The luxury cannabis company Hiku Brands Ltd. (HIKU) announced the filing of its financial results for the quarter ending on March 31, 2018.
“The first quarter of 2018 was one that focused on solidifying our vertically integrated cannabis company and positioning us to win in the legal adult-use market in Canada.” said Alan Gertner, CEO of Hiku. “With our solid foundation of Tokyo Smoke and its existing retail footprint, our artisanal handcrafted cannabis grown at DOJA’s state of the art facility in British Columbia, and our iconic brands like Van der Pop and Maïtri, we believe that Hiku is very well positioned to usher in the adult-use cannabis sector in Canada.”
The company’s revenue for the quarter was relatively small, totaling C$246,143. The vast majority of that revenue was gobbled up by the retail cost of sales, which totaled C$202,431. The company managed to squeak out a gross profit of C$15,554. Overall, Hiku posted a net loss of $9.1 million for a loss per share of eight cents versus last year’s loss per share of one cent.
Although the numbers on paper are less than favorable, it is important to note that this is still a relatively new company that hasn’t even begun to sell dried cannabis. Since launching in January 2018, the company has been busy obtaining retail licenses and forging partnerships.
Most recently the company announced that it would merge with the medical cannabis brand WeedMD, which also filed their financial results today. The company reported a 33% quarter over quarter increase in sales and a revenue of $1.14 million.
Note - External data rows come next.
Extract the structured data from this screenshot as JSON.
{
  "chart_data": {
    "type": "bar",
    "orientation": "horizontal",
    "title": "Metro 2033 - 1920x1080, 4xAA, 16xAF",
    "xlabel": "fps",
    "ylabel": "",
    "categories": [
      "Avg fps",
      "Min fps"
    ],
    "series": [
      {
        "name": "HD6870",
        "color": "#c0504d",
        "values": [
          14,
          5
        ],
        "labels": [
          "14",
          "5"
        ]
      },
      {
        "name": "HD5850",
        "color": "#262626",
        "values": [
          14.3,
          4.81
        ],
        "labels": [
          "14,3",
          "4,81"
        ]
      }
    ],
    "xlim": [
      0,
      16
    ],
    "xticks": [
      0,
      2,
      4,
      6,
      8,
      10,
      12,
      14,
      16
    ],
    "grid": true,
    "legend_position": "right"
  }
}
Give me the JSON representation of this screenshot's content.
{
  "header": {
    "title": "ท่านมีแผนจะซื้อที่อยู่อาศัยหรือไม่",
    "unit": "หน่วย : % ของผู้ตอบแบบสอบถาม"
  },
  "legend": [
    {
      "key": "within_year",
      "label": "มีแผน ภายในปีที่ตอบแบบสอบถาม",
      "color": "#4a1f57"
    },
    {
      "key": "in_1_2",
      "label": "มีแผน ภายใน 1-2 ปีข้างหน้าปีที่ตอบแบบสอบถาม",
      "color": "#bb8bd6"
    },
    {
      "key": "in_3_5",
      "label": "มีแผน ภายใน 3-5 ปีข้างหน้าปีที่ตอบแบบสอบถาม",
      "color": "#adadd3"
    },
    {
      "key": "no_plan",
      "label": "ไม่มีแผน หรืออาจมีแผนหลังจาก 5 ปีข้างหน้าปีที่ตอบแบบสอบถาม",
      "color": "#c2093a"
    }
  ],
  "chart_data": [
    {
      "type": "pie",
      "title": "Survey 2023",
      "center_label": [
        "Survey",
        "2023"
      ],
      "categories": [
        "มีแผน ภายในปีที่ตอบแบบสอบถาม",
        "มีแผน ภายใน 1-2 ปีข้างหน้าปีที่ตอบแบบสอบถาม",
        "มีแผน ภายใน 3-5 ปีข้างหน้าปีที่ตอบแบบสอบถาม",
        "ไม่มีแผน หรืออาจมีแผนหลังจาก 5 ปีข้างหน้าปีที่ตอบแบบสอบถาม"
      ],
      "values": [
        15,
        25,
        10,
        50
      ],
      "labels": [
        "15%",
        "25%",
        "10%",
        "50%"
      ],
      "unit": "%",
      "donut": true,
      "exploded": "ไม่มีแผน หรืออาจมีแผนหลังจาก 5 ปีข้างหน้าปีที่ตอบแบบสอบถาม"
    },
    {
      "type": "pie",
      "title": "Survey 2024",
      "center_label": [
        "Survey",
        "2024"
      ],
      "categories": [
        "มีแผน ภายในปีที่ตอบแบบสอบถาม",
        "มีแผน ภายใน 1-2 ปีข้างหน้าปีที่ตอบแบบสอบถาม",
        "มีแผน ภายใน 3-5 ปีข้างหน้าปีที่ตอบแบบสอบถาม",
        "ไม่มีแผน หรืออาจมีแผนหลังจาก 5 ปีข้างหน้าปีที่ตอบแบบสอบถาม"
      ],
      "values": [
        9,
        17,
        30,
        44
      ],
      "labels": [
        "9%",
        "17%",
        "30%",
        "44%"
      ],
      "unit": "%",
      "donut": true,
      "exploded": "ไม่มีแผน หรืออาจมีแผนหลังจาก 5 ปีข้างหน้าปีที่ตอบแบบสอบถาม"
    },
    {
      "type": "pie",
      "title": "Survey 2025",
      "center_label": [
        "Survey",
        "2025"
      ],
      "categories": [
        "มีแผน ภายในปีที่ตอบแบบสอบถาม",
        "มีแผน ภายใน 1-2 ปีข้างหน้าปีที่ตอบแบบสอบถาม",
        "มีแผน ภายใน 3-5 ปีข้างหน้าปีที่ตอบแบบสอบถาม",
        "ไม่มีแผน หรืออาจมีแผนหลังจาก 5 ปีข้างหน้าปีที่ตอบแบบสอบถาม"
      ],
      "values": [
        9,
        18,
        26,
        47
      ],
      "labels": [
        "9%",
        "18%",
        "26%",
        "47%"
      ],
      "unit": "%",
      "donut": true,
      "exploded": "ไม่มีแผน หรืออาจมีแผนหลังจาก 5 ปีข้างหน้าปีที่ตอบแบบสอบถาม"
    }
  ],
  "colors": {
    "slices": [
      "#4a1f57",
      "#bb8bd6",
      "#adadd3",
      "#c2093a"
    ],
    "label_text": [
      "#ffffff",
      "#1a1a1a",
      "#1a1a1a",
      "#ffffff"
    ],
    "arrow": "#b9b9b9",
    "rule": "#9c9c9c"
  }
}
Although WeedMD also reported a net loss of $1.4 million, the company should be able to absorb the loss with a cash balance of approximately $48 million; most of which was raised in the last quarter. Should the merger between the two companies go through, both parties stand to benefit.
WeedMD will be able to supply that cannabis production infrastructure that is currently lacking in Hiku. Merging with Hiku, which specializes in high end cannabis brands, will allow WeedMD to sell its cannabis at a higher price and increase its profit margin. At the moment both companies are burning through their budget, but once recreational cannabis sales go live in Canada that may not be the case.